Use in Data Science Pipelines
The Yeo-Johnson transform is especially useful in preprocessing pipelines in machine learning workflows. It is commonly used for:
- Stabilizing variance
- Reducing skewness
- Improving model accuracy for algorithms sensitive to feature distributions
It is often applied using scikit-learn’s PowerTransformer class:
from sklearn.preprocessing import PowerTransformer
transformer = PowerTransformer(method='yeo-johnson')
X_transformed = transformer.fit_transform(X)

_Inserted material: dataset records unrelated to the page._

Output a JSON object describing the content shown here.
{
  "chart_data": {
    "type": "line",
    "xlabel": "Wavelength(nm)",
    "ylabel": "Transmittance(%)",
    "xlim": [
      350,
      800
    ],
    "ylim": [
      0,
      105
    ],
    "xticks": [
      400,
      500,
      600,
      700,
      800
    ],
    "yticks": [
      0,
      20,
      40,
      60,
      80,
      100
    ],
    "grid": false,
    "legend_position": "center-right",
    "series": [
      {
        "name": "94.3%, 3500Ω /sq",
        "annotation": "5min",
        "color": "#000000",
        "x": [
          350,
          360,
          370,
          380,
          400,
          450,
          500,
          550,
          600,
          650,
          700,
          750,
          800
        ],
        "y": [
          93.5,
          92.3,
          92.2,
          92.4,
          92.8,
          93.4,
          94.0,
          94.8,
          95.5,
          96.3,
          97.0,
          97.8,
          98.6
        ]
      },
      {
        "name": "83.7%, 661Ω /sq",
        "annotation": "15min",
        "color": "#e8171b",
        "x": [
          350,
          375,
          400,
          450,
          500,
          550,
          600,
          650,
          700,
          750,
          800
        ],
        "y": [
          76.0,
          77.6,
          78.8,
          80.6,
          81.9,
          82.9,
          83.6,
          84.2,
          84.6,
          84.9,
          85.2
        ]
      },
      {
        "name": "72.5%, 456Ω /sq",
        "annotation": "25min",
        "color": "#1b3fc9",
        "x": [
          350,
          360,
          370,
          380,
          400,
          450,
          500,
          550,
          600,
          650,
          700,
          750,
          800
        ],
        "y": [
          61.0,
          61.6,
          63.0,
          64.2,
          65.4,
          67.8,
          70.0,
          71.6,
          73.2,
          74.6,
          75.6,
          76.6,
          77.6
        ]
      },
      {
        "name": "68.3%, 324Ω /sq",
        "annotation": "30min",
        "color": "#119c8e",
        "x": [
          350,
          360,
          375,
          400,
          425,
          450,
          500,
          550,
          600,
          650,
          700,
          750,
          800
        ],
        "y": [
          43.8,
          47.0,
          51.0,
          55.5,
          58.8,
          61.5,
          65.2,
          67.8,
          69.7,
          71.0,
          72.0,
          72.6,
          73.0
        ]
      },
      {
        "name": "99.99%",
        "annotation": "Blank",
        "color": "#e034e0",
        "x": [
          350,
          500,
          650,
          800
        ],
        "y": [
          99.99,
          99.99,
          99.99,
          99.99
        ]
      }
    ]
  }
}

Comparison with Other Transforms
Transform | Handles Negatives | Non-linear | Optimal λ | Common Use |
|---|---|---|---|---|
Log Transform | No | Yes | No | Skewed Positives |
Box-Cox | No | Yes | Yes | Normalization |
Yeo-Johnson | Yes | Yes | Yes | Robust Normalization |
Mathematical Derivation
The Yeo-Johnson transform can be viewed as a composition of two conditional transformations:
Case 1: 𝑦 ≥ 0
For positive inputs, we essentially apply the Box-Cox transform to 𝑦 + 1. This ensures that zero is handled safely.
Case 2: 𝑦 < 0
For negative inputs, the function reflects the value (via − 𝑦 + 1) and applies a different parameter 2 − 𝜆, maintaining symmetry in transformation while avoiding the logarithm of negative numbers.
This design maintains differentiability and allows a unified optimization of 𝜆.
Applications
1. Regression Modeling
- Many regression models (like linear regression or Lasso) assume normally distributed residuals.
- Applying Yeo-Johnson to features or the response variable helps meet this assumption.
2. Principal Component Analysis (PCA)
- PCA is sensitive to the scale and distribution of data.
- Transforming data with Yeo-Johnson can improve the effectiveness of PCA by ensuring more uniform variances.
3. Robust Classification
- Algorithms like k-NN or SVMs may perform better when features are closer to a normal distribution.
- Yeo-Johnson preprocessing reduces the risk of poor classification boundaries due to skew.
4. Time Series Forecasting
- Stabilizing variance in time series improves stationarity, which benefits models like ARIMA.
Limitations
- Assumes monotonic transformation: May not help when a non-monotonic transformation is needed.
- Estimation of λ can be unstable for small sample sizes or heavy-tailed data.
- Computational Cost: Estimating the best λ is more expensive than fixed transformations.